REPUBLIKA.CO.ID,JAKARTA - Komite Penghapusan Bensin Bertimbal (KPBB) menyatakan kondisi udara di DKI Jakarta terus memburuk. Koordinator KPBB, Ahmad Safrudin, menyebut polusi udara di Jakarta termasuk tertinggi dibanding ibu kota negara di Asia Tenggara.
Sesuai Peraturan Pemerintah (PP) Nomor 41 Tahun 1999 tentang Pengendalian Pencemaran Udara, kata Ahmad, indikator kualitas udara bersih jika partikel debu maksimal 60 mikrogram per meter kubik. Adapun, kondisi udara di Jakarta jauh melampaui ambang batas mencapai 150 mikrogram per meter kubik.
Bahkan, standar WHO, organisasi kesehatan dunia di bawah naungan PBB, secara tegas memberi batas kandungan partikel debu 20 mikrogram per meter kubik. Belum lagi indikator kandungan, seperti sulfur dioksida, nitrogen dioksida, dan hydro karbon, yang mudah ditemukan di daerah polusi tinggi. “Udara Jakarta jauh dari kata bersih,” katanya, Rabu (27/4).

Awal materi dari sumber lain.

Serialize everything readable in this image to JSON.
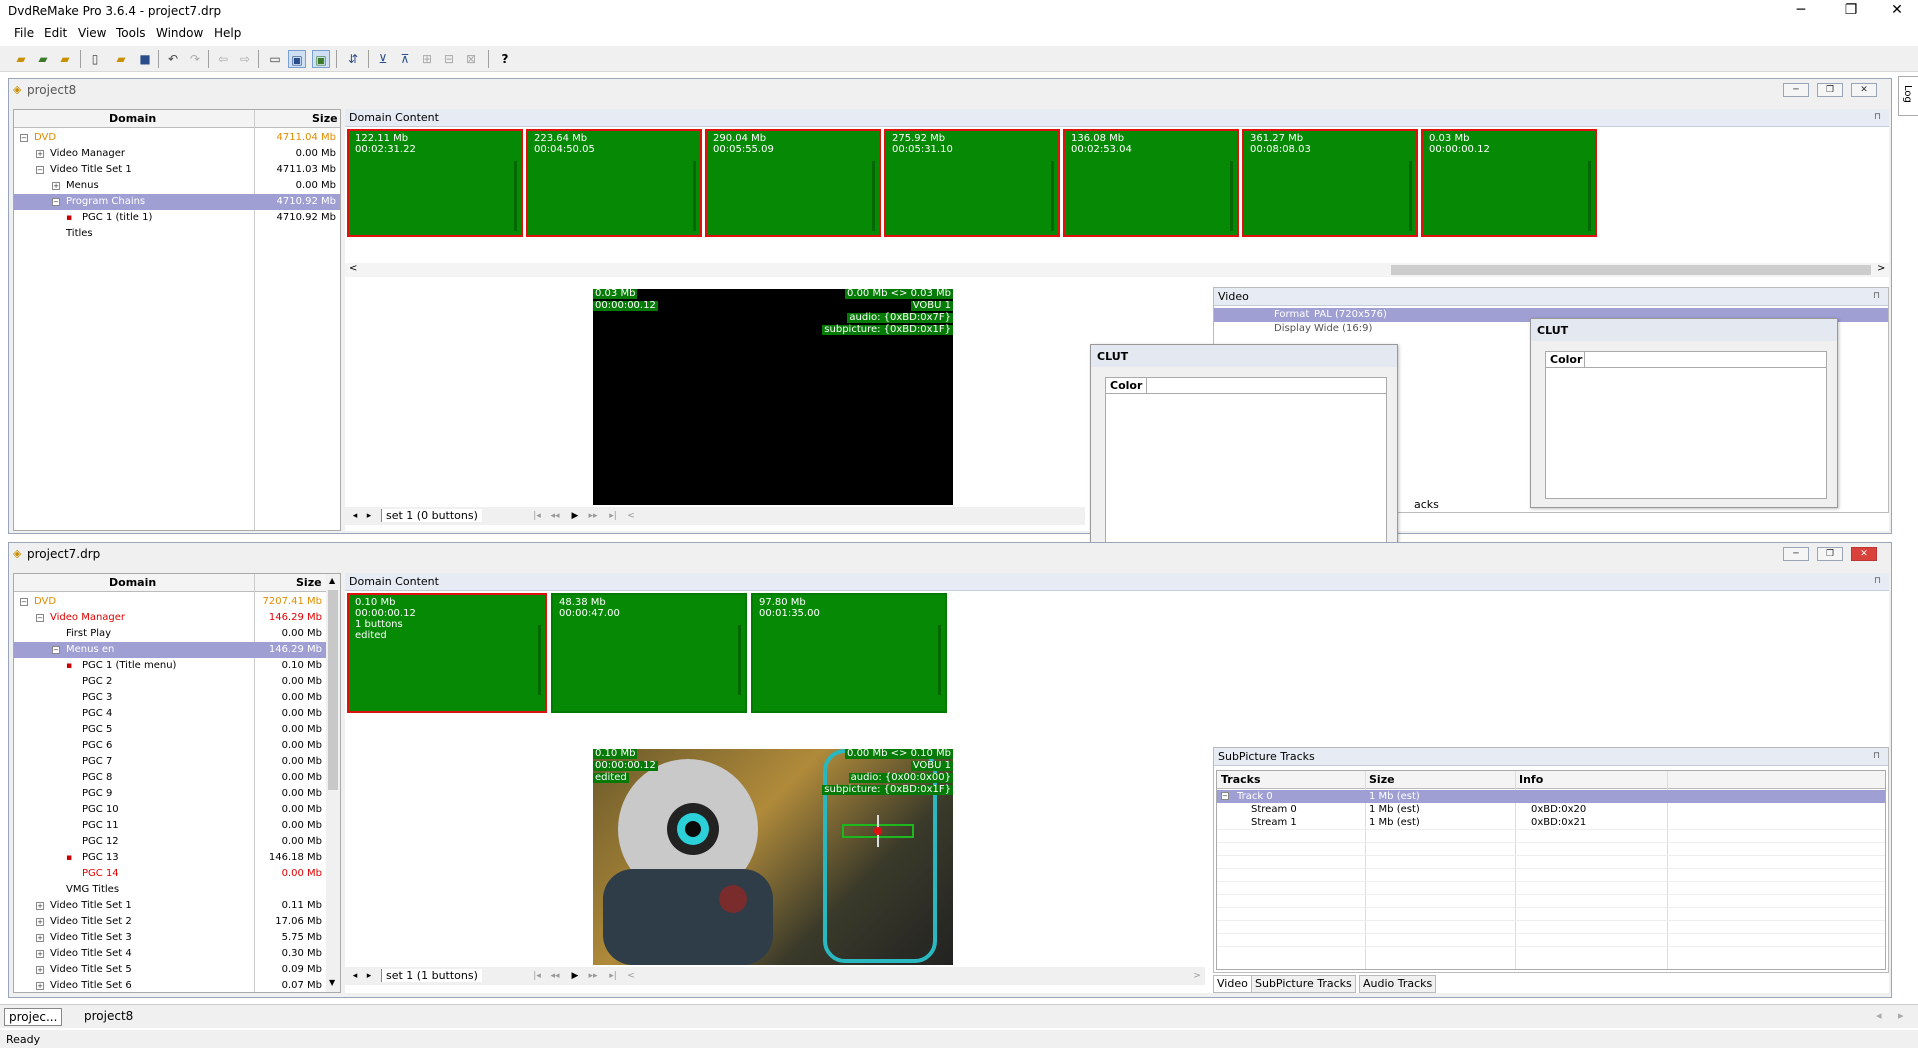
{
  "app": {
    "title": "DvdReMake Pro 3.6.4 - project7.drp",
    "status": "Ready",
    "right_tab": "Log"
  },
  "window_controls": {
    "minimize": "─",
    "restore": "❐",
    "close": "✕"
  },
  "menu": [
    "File",
    "Edit",
    "View",
    "Tools",
    "Window",
    "Help"
  ],
  "toolbar": [
    "open-folder-icon",
    "open-project-icon",
    "open-recent-icon",
    "new-icon",
    "open-icon",
    "save-icon",
    "undo-icon",
    "redo-icon",
    "nav-back-icon",
    "nav-forward-icon",
    "view-1-icon",
    "view-2-icon",
    "view-3-icon",
    "export-icon",
    "import-icon",
    "tool-a-icon",
    "tool-b-icon",
    "tool-c-icon",
    "tool-d-icon",
    "help-icon"
  ],
  "project8": {
    "title": "project8",
    "tree_headers": {
      "domain": "Domain",
      "size": "Size"
    },
    "tree": [
      {
        "label": "DVD",
        "size": "4711.04 Mb",
        "level": 0,
        "tog": "−",
        "style": "orange"
      },
      {
        "label": "Video Manager",
        "size": "0.00 Mb",
        "level": 1,
        "tog": "+"
      },
      {
        "label": "Video Title Set 1",
        "size": "4711.03 Mb",
        "level": 1,
        "tog": "−"
      },
      {
        "label": "Menus",
        "size": "0.00 Mb",
        "level": 2,
        "tog": "+"
      },
      {
        "label": "Program Chains",
        "size": "4710.92 Mb",
        "level": 2,
        "tog": "−",
        "sel": true
      },
      {
        "label": "PGC 1  (title 1)",
        "size": "4710.92 Mb",
        "level": 3,
        "icon": true
      },
      {
        "label": "Titles",
        "size": "",
        "level": 2
      }
    ],
    "domain_content": "Domain Content",
    "thumbs": [
      {
        "size": "122.11 Mb",
        "time": "00:02:31.22"
      },
      {
        "size": "223.64 Mb",
        "time": "00:04:50.05"
      },
      {
        "size": "290.04 Mb",
        "time": "00:05:55.09"
      },
      {
        "size": "275.92 Mb",
        "time": "00:05:31.10"
      },
      {
        "size": "136.08 Mb",
        "time": "00:02:53.04"
      },
      {
        "size": "361.27 Mb",
        "time": "00:08:08.03"
      },
      {
        "size": "0.03 Mb",
        "time": "00:00:00.12"
      }
    ],
    "scroll_left": "<",
    "scroll_right": ">",
    "preview": {
      "size": "0.03 Mb",
      "time": "00:00:00.12",
      "info1": "0.00 Mb <> 0.03 Mb",
      "info2": "VOBU 1",
      "info3": "audio: {0xBD:0x7F}",
      "info4": "subpicture: {0xBD:0x1F}"
    },
    "set_label": "set 1 (0 buttons)",
    "video_panel": {
      "title": "Video",
      "rows": [
        [
          "Format",
          "PAL (720x576)"
        ],
        [
          "Display",
          "Wide (16:9)"
        ]
      ]
    },
    "tabs_partial": "acks"
  },
  "clut_windows": [
    {
      "title": "CLUT",
      "column": "Color"
    },
    {
      "title": "CLUT",
      "column": "Color"
    }
  ],
  "project7": {
    "title": "project7.drp",
    "tree_headers": {
      "domain": "Domain",
      "size": "Size"
    },
    "tree": [
      {
        "label": "DVD",
        "size": "7207.41 Mb",
        "level": 0,
        "tog": "−",
        "style": "orange"
      },
      {
        "label": "Video Manager",
        "size": "146.29 Mb",
        "level": 1,
        "tog": "−",
        "style": "red"
      },
      {
        "label": "First Play",
        "size": "0.00 Mb",
        "level": 2
      },
      {
        "label": "Menus en",
        "size": "146.29 Mb",
        "level": 2,
        "tog": "−",
        "sel": true
      },
      {
        "label": "PGC 1 (Title menu)",
        "size": "0.10 Mb",
        "level": 3,
        "icon": true
      },
      {
        "label": "PGC 2",
        "size": "0.00 Mb",
        "level": 3
      },
      {
        "label": "PGC 3",
        "size": "0.00 Mb",
        "level": 3
      },
      {
        "label": "PGC 4",
        "size": "0.00 Mb",
        "level": 3
      },
      {
        "label": "PGC 5",
        "size": "0.00 Mb",
        "level": 3
      },
      {
        "label": "PGC 6",
        "size": "0.00 Mb",
        "level": 3
      },
      {
        "label": "PGC 7",
        "size": "0.00 Mb",
        "level": 3
      },
      {
        "label": "PGC 8",
        "size": "0.00 Mb",
        "level": 3
      },
      {
        "label": "PGC 9",
        "size": "0.00 Mb",
        "level": 3
      },
      {
        "label": "PGC 10",
        "size": "0.00 Mb",
        "level": 3
      },
      {
        "label": "PGC 11",
        "size": "0.00 Mb",
        "level": 3
      },
      {
        "label": "PGC 12",
        "size": "0.00 Mb",
        "level": 3
      },
      {
        "label": "PGC 13",
        "size": "146.18 Mb",
        "level": 3,
        "icon": true
      },
      {
        "label": "PGC 14",
        "size": "0.00 Mb",
        "level": 3,
        "style": "red"
      },
      {
        "label": "VMG Titles",
        "size": "",
        "level": 2
      },
      {
        "label": "Video Title Set 1",
        "size": "0.11 Mb",
        "level": 1,
        "tog": "+"
      },
      {
        "label": "Video Title Set 2",
        "size": "17.06 Mb",
        "level": 1,
        "tog": "+"
      },
      {
        "label": "Video Title Set 3",
        "size": "5.75 Mb",
        "level": 1,
        "tog": "+"
      },
      {
        "label": "Video Title Set 4",
        "size": "0.30 Mb",
        "level": 1,
        "tog": "+"
      },
      {
        "label": "Video Title Set 5",
        "size": "0.09 Mb",
        "level": 1,
        "tog": "+"
      },
      {
        "label": "Video Title Set 6",
        "size": "0.07 Mb",
        "level": 1,
        "tog": "+"
      }
    ],
    "domain_content": "Domain Content",
    "thumbs": [
      {
        "size": "0.10 Mb",
        "time": "00:00:00.12",
        "extra1": "1 buttons",
        "extra2": "edited"
      },
      {
        "size": "48.38 Mb",
        "time": "00:00:47.00"
      },
      {
        "size": "97.80 Mb",
        "time": "00:01:35.00"
      }
    ],
    "preview": {
      "size": "0.10 Mb",
      "time": "00:00:00.12",
      "edited": "edited",
      "info1": "0.00 Mb <> 0.10 Mb",
      "info2": "VOBU 1",
      "info3": "audio: {0x00:0x00}",
      "info4": "subpicture: {0xBD:0x1F}"
    },
    "set_label": "set 1 (1 buttons)",
    "subpic": {
      "title": "SubPicture Tracks",
      "headers": [
        "Tracks",
        "Size",
        "Info"
      ],
      "rows": [
        {
          "track": "Track 0",
          "size": "1 Mb (est)",
          "info": "",
          "sel": true
        },
        {
          "track": "Stream 0",
          "size": "1 Mb (est)",
          "info": "0xBD:0x20"
        },
        {
          "track": "Stream 1",
          "size": "1 Mb (est)",
          "info": "0xBD:0x21"
        }
      ]
    },
    "tabs": [
      "Video",
      "SubPicture Tracks",
      "Audio Tracks"
    ]
  },
  "taskbar": [
    "projec...",
    "project8"
  ]
}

Saat ini, terdapat lebih tiga juta kendaraan bermotor di Jakarta. Dari jumlah itu, kata Ahmad, sebanyak 75 persen kendaraan berumur tua dan diindikasikan tak layak beroperasi. Sisanya, sekitar 25 persen layak memenuhi standar baku mutu. “Asap 75 persen kendaraan inilah yang jadi penyumbang polusi udara. Sebab, tidak lagi melakukan uji emisi,” ujarnya.

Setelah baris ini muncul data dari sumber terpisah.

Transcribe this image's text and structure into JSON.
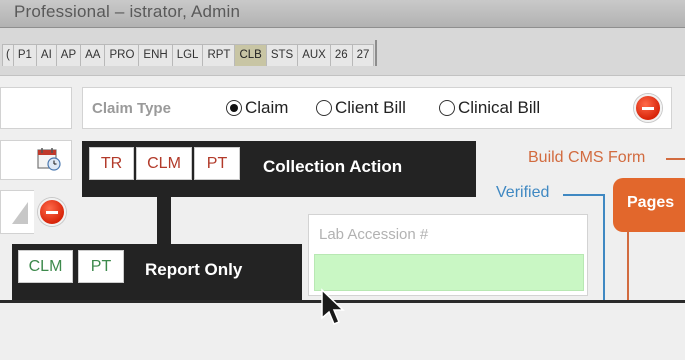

Kualitas udara yang buruk, sambung Ahmad, diperparah dengan luas ruang terbuka hijau (RTH) yang baru mencapai 9,8 persen dari luas daratan DKI Jakarta yang mencapai 661,52 kilometer persegi. Idealnya jika mengacu Peraturan Pemerintah (PP) Nomor 63 Tahun 2002 tentang Pengelolaan Hutan Kota, sebuah kota harus memiliki 30 persen RTH.